Referencing Star Wars is a surefire way to win me over, and Admiral Browning does so with “The Binary Language of Moisture Vaporators”, a delightfully sludgy eleven-minute journey with enough narrative quality to keep things interesting. The shorter “One Lucky Canary” continues the down-tempo vibe, with gentle instrumentation and thoughtful groove. The track builds momentum before diving headfirst into distortion, and intricate, syncopated drumming allows for more progressive elements to shine through.

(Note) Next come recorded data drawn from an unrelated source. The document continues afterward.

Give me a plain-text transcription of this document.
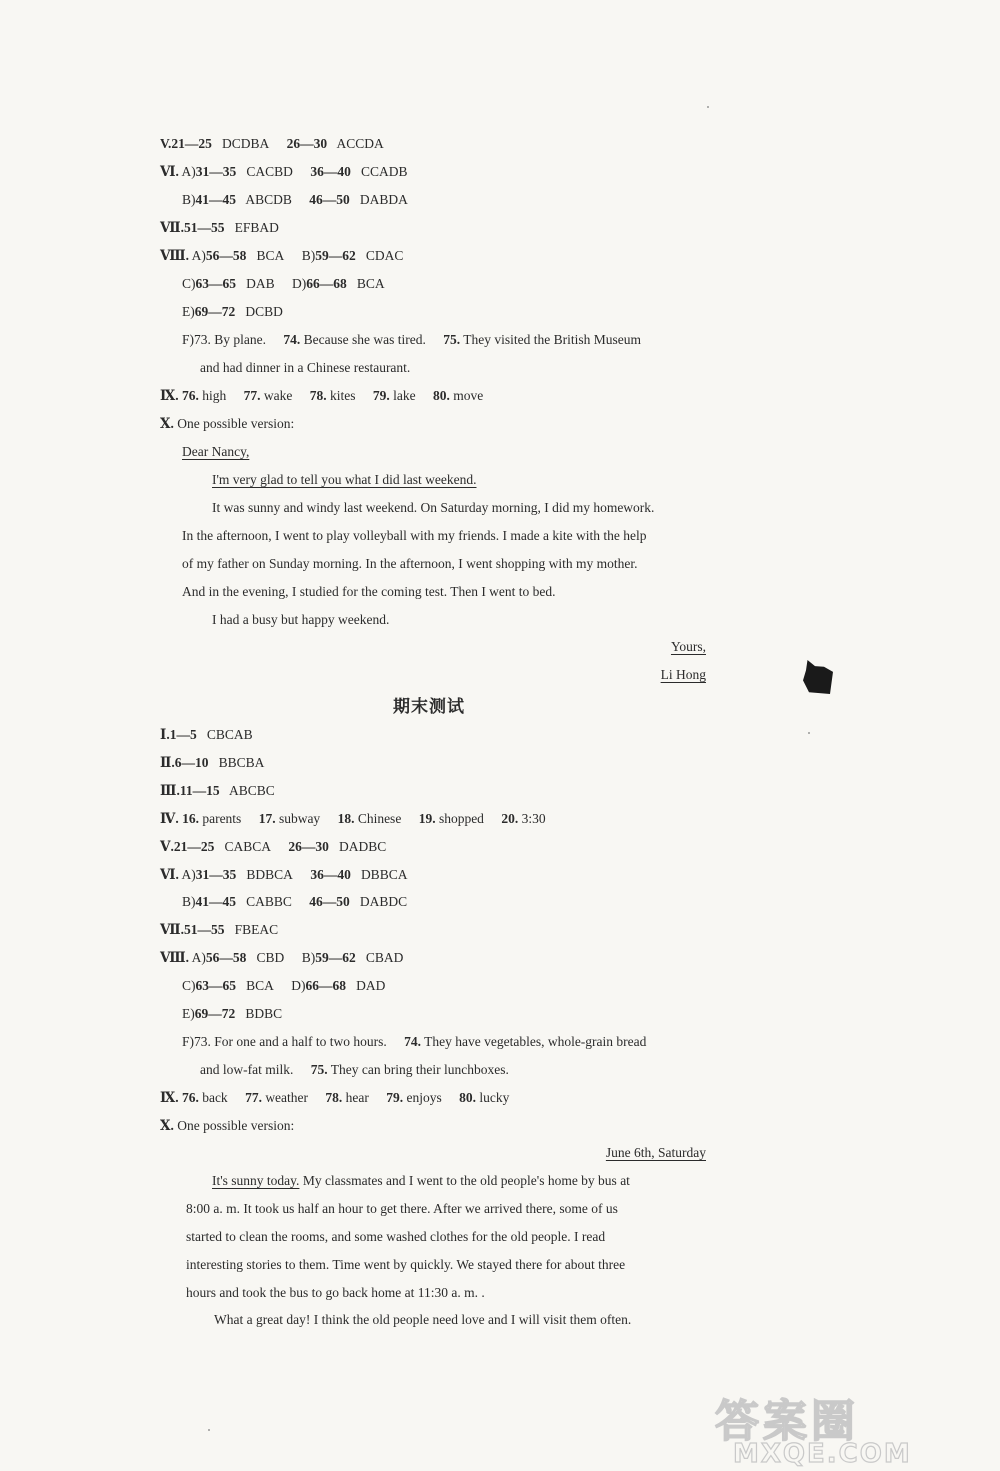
V.21—25 DCDBA 26—30 ACCDA
Ⅵ. A)31—35 CACBD 36—40 CCADB
B)41—45 ABCDB 46—50 DABDA
Ⅶ.51—55 EFBAD
Ⅷ. A)56—58 BCA B)59—62 CDAC
C)63—65 DAB D)66—68 BCA
E)69—72 DCBD
F)73. By plane. 74. Because she was tired. 75. They visited the British Museum
and had dinner in a Chinese restaurant.
Ⅸ. 76. high 77. wake 78. kites 79. lake 80. move
Ⅹ. One possible version:
Dear Nancy,
I'm very glad to tell you what I did last weekend.
It was sunny and windy last weekend. On Saturday morning, I did my homework.
In the afternoon, I went to play volleyball with my friends. I made a kite with the help
of my father on Sunday morning. In the afternoon, I went shopping with my mother.
And in the evening, I studied for the coming test. Then I went to bed.
I had a busy but happy weekend.
Yours,
Li Hong
期末测试
Ⅰ.1—5 CBCAB
Ⅱ.6—10 BBCBA
Ⅲ.11—15 ABCBC
Ⅳ. 16. parents 17. subway 18. Chinese 19. shopped 20. 3:30
Ⅴ.21—25 CABCA 26—30 DADBC
Ⅵ. A)31—35 BDBCA 36—40 DBBCA
B)41—45 CABBC 46—50 DABDC
Ⅶ.51—55 FBEAC
Ⅷ. A)56—58 CBD B)59—62 CBAD
C)63—65 BCA D)66—68 DAD
E)69—72 BDBC
F)73. For one and a half to two hours. 74. They have vegetables, whole-grain bread
and low-fat milk. 75. They can bring their lunchboxes.
Ⅸ. 76. back 77. weather 78. hear 79. enjoys 80. lucky
Ⅹ. One possible version:
June 6th, Saturday
It's sunny today. My classmates and I went to the old people's home by bus at
8:00 a. m. It took us half an hour to get there. After we arrived there, some of us
started to clean the rooms, and some washed clothes for the old people. I read
interesting stories to them. Time went by quickly. We stayed there for about three
hours and took the bus to go back home at 11:30 a. m. .
What a great day! I think the old people need love and I will visit them often.
答案圈
MXQE.COM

A brief and brilliantly executed Middle Eastern interlude leads us to the final track, “Dreams of Hammurabi”. The beginning is a bit jarringly aggressive, but easy enough to adjust to. It’s the most frenetic and downright “metal” track of the album, and while it eventually calms down a bit (even descending into complete silence for a moment), the song soon picks right back up and throws the listener back into progressive sonic mayhem. This is definitely the most technically impressive track, and it’s as though Admiral Browning has opted to save the best for last. Middle Eastern vocals punctuate one of the more reserved moments, and the dynamics used throughout the piece are both striking and eloquent. The band’s ability to fuse multiple styles is at its most imaginative here, and there’s something for everyone on this track.
The end of the album truly feels like the end of an adventure, with a plot open to dozens of different interpretations. Admiral Browning has shown consistent improvement and wonderful potential, and their third album is arguably their best yet. Battle Stations will hopefully bring Admiral Browning a new influx of fans, because this band is deserving of a great deal of praise and recognition.